魔法を素手で弾き、物理攻撃を仕掛けた二人を蹴りで吹き飛ばした。
「ぐおっ………!?」
「いっつ!」
「なんだ、この程度かよ?バアルを抜くまでもねえ」
そう、こいつの持つ原初にして最強の神器『始剣バアル』。まだ一度も使っていない。
叡知ヴァサゴと奪剣ウァレフォル、それに始剣バアル。まだもう一つ、モニアは最強の神器を隠し持っている。
でも、動き回るせいでそれが何なのかがアルスでもわからない。
「これなら、すぐに全員殺せちまうじゃねえか。さっさと終わらせて魔王の襲撃に行くか?無限の魔力なんてチート持ち、一度相手してみたかったしなあ。
いや待てよ、ただ殺しちまっても芸がねえわな。ちょいと面白くしてみるか」
なにやら独り言をつぶやいている。
けど、圧倒的な実力を持っているが故に、あいつは本気を出さない癖がある。
なんとかして隙をつくことくらいはできるかもしれない。
「ヨミ、もう一度行くよ。今度は同時にかかる」
「わかってる!」
モニアに対し、二人で挟み撃ちを仕掛ける。
これで仕留められるとは思ってないけど、少しでもダメージを与えたい。
私は囮に徹する。ヨミのディアスさえ当たればいい。
「はあっ!」
「おっとっと」
「でやっ!」
「あぶねえなあ」
言葉とは裏腹に、モニアは私たちの攻撃を軽々と避ける。
それはそうだ、あっちはこの世界で最も神に近い実力を持っているんだ。
私たちの攻撃なんて目をつぶっていたって避けられるだろう。
けど諦めない。余裕ぶっこいてるうちに重傷を負わせることが出来れば御の字だ。
「なかなかやるなあ。
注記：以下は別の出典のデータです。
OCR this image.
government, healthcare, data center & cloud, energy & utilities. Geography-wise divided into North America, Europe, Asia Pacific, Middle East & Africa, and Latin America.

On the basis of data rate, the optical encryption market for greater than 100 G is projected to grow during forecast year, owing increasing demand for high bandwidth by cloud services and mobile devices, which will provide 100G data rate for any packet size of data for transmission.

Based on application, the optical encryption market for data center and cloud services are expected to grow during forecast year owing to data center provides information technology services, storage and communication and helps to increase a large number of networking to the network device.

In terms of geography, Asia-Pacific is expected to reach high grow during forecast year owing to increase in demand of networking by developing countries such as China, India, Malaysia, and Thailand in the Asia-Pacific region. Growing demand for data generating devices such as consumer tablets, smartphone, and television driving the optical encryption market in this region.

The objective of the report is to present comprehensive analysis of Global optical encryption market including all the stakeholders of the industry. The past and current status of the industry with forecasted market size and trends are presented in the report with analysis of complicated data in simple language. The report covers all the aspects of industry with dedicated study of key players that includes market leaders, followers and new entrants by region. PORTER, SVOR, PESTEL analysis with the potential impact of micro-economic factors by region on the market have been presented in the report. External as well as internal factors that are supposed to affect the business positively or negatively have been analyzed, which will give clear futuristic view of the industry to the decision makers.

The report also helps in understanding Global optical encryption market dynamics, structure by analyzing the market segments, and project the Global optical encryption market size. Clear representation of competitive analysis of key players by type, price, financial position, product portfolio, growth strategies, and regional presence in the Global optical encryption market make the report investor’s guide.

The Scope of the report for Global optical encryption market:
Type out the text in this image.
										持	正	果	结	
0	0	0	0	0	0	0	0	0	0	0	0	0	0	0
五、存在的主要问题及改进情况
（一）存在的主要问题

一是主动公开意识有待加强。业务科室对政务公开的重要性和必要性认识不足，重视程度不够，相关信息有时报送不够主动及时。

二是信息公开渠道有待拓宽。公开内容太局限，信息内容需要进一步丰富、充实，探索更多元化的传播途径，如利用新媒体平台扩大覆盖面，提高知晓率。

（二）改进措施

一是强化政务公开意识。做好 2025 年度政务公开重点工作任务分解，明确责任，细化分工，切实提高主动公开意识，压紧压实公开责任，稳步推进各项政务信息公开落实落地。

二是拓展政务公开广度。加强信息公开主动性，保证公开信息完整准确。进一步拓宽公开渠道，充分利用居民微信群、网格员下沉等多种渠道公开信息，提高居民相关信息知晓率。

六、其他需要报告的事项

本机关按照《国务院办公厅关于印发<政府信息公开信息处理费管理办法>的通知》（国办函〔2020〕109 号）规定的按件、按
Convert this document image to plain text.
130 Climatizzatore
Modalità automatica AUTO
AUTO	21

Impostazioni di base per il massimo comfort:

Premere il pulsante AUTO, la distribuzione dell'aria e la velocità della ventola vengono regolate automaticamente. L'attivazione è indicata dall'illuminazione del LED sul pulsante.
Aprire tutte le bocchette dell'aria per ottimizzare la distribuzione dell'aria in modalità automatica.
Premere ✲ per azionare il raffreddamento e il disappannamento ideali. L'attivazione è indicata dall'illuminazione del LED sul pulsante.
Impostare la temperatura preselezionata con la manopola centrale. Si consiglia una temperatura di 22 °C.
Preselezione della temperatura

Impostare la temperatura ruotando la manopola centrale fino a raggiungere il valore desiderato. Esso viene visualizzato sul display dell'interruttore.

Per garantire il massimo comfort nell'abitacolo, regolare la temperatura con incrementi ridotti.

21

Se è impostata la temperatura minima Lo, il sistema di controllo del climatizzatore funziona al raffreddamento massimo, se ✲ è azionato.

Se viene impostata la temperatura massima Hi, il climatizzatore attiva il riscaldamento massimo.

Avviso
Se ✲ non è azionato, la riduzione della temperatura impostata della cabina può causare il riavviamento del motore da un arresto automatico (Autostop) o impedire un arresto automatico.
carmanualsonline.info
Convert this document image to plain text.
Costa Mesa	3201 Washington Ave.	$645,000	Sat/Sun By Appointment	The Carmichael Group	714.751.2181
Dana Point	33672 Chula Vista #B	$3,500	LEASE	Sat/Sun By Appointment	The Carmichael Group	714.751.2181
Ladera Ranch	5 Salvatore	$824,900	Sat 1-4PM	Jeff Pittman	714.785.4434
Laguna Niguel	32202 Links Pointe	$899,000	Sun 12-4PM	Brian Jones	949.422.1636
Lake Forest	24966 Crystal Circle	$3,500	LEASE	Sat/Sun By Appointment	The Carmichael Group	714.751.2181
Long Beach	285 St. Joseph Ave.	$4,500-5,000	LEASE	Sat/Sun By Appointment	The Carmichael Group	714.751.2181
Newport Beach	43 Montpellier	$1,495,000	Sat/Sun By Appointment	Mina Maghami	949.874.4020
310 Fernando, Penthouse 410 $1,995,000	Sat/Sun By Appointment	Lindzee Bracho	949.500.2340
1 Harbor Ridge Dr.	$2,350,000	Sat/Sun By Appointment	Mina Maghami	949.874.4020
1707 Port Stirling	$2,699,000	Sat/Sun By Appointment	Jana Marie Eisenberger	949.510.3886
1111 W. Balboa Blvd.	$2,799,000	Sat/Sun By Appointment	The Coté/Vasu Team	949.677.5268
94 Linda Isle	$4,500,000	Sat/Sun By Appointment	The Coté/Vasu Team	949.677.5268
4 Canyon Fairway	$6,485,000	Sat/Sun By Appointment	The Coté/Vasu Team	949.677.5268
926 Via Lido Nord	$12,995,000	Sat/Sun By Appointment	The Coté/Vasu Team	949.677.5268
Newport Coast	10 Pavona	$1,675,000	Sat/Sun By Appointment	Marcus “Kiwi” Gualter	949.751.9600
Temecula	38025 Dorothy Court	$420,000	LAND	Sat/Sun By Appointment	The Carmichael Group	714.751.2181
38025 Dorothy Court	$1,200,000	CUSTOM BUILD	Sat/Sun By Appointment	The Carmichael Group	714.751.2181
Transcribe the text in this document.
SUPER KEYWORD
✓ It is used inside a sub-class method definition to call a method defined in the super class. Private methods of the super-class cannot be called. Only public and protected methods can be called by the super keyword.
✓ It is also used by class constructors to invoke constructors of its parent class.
楽しみ甲斐がありそうだ」
相変わらず邪悪な笑みを浮かべている。
ひるみそうになるけど、二人で諦めずの攻撃を仕掛ける。
そのうち、回復したグレイさんとフルーレティア様も攻撃に加わる。
「………ふんっ!」
「いいパンチだ」
「こんっの!」
「今のは微妙だなあ」
けど、私たち四人の攻撃を、モニアはものともしない。
それどころか、一撃一撃に感想まで差し込んでくる。
「「《破壊光線》!」」
エルフ親子の魔法も飛ぶけど、それすら簡単にはじく。
「あー、もー!弾くなー!」
「ちょ、ちょっとお母さん、落ち着いてよお………」
そんな攻防が一分も続いた後。
ついにその時が訪れた。
「おっと、やべえ!?」
モニアは勢い余って、自分が破壊した石に足を取られて転んだ。
これが演技の可能性もある。けど、体勢が崩れている今しか、ディアスを届かせることはできない。
ヨミも同じ考えに至ったんだろう。すぐさまディアスを、モニアの心臓に向けて突き出した。
そしてその剣は。
しっかりと、モニアの心臓を貫いた。